Venezuela es considerado uno de los países más corruptos del mundo, sólo superado por Somalia, Corea del Norte, Afganistán, Irak, entre otros, según la encuesta de percepción global de Transparencia Internacional de 2012.

Capriles dice que la cruzada le ha servido de “cortina de humo” para tratar de distraer los problemas que afronta la nación como la inflación, que en los últimos doce meses registra un aumento de 42,6%, casi el doble de la de hace un año, y el desabastecimiento de productos esenciales como el arroz, el pollo, la carne, la harina, el café, el papel higiénico y las medicinas para la diabetes y los problemas del corazón, entre otros.

Las autoridades no han ofrecido mayores detalles sobre los casos y los procesos que se le siguen a los funcionarios detenidos ni han dicho si se han tomado correctivos en los organismos donde ocurrieron esos hechos para evitar que se repitan. La AP solicitó al gobierno y a la Fiscalía una reacción sobre las razones que han motivado la escasa información que se ha ofrecido de los casos, pero no hubo comentarios de momento.

Para las autoridades, los logros de su cruzada anticorrupción son contundentes: la detención en las últimas tres semanas de 64 personas y la apertura de procesos contra otras 62, según dijo recientemente la fiscal general, Luisa Ortega Díaz, en una entrevista a la televisora estatal.

En el listado de detenidos figuran el ex gobernador oficialista del estado central de Guárico, Luis Gallardo; el gerente general del ente tributario del estado costero de Vargas, Carlos Sánchez Atencio; el director nacional de inspección del Instituto para la Defensa de las Personas en el Acceso a los Bienes y Servicios, Tryno Martínez Calderón; el ex presidente de la estatal Ferrominera del Orinoco, Radwan Sabbagh; y el Jefe de la División de Asuntos Especiales de la Dirección General de Contrainteligencia Militar en el estado Bolívar, coronel Juan Carlos Álvarez Dionis.

El propio Maduro anunció en julio pasado al país la captura de ocho personas, cuatro de ellas funcionarios públicos, por su presunta vinculación con el desfalco de más de 84 millones de dólares a un fondo estatal que mantienen Venezuela y China.

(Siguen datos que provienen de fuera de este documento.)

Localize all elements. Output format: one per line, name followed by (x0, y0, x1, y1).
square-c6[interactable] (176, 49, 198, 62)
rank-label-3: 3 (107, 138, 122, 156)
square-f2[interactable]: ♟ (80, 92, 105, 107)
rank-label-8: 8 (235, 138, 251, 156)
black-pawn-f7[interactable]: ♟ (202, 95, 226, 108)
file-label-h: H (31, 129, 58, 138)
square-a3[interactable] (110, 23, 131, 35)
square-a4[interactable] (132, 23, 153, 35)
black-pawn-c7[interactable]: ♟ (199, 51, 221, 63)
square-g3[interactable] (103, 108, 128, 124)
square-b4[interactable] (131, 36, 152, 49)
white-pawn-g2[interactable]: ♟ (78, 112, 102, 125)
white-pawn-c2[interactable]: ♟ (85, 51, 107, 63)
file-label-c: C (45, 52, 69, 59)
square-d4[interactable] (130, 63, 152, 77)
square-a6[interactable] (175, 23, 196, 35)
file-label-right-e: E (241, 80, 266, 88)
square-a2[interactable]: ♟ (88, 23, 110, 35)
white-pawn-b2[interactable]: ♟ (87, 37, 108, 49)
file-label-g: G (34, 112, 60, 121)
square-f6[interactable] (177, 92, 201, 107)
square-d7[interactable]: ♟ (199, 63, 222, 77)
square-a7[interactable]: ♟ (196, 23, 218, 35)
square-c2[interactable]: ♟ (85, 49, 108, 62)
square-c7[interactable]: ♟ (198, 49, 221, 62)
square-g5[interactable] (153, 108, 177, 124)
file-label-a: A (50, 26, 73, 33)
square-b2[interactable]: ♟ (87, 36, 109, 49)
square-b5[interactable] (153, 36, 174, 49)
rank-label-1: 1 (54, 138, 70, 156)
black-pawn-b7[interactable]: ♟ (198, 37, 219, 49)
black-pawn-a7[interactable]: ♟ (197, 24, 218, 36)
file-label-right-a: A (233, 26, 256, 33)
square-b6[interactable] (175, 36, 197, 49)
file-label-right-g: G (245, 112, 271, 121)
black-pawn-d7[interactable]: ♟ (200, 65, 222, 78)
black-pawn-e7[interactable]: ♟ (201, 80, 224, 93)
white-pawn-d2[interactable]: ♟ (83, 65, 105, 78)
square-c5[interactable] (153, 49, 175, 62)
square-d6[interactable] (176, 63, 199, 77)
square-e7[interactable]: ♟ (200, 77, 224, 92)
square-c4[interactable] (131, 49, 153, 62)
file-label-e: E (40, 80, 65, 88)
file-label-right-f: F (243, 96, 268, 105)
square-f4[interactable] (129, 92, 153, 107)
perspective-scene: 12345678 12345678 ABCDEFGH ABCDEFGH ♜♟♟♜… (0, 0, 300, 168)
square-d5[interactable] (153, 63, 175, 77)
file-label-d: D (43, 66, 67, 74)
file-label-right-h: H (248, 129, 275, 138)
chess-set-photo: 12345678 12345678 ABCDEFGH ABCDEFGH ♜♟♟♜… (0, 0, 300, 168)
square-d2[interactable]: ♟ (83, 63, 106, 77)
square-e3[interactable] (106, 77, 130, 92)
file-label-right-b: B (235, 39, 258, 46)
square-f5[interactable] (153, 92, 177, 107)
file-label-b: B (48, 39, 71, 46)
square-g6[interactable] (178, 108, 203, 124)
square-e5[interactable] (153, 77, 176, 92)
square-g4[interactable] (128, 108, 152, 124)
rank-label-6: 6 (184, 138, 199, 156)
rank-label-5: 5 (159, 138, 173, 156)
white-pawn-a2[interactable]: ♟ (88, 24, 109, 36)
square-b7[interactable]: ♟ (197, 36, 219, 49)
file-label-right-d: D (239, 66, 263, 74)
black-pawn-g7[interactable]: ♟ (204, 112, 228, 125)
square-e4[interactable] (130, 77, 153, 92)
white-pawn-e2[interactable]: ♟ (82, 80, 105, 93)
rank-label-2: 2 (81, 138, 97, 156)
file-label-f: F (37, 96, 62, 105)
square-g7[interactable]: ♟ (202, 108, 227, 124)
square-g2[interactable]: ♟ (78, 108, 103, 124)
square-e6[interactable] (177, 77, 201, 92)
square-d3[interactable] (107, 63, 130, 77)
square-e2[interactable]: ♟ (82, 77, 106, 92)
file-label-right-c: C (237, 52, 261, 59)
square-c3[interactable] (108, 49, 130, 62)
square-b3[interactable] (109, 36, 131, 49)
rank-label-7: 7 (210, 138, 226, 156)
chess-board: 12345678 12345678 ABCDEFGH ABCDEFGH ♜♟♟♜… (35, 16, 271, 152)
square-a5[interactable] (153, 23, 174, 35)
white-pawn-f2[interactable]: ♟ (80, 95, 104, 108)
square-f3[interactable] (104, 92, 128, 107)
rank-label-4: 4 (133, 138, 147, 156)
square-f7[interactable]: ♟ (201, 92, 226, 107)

Ni el gobierno ni la fiscalía dieron detalles del caso.

Analistas consultados notan, no obstante, la ausencia de “peces gordos” entre los acusados, lo que genera dudas sobre las motivaciones de la campaña y sobre sus resultados.

El fallecido presidente Hugo Chávez siempre reconoció que la corrupción, que ha padecido este país petrolero durante décadas, representaba una amenaza para la revolución chavista, pero no fue hasta junio pasado que Maduro, su heredero político, le declaró la guerra.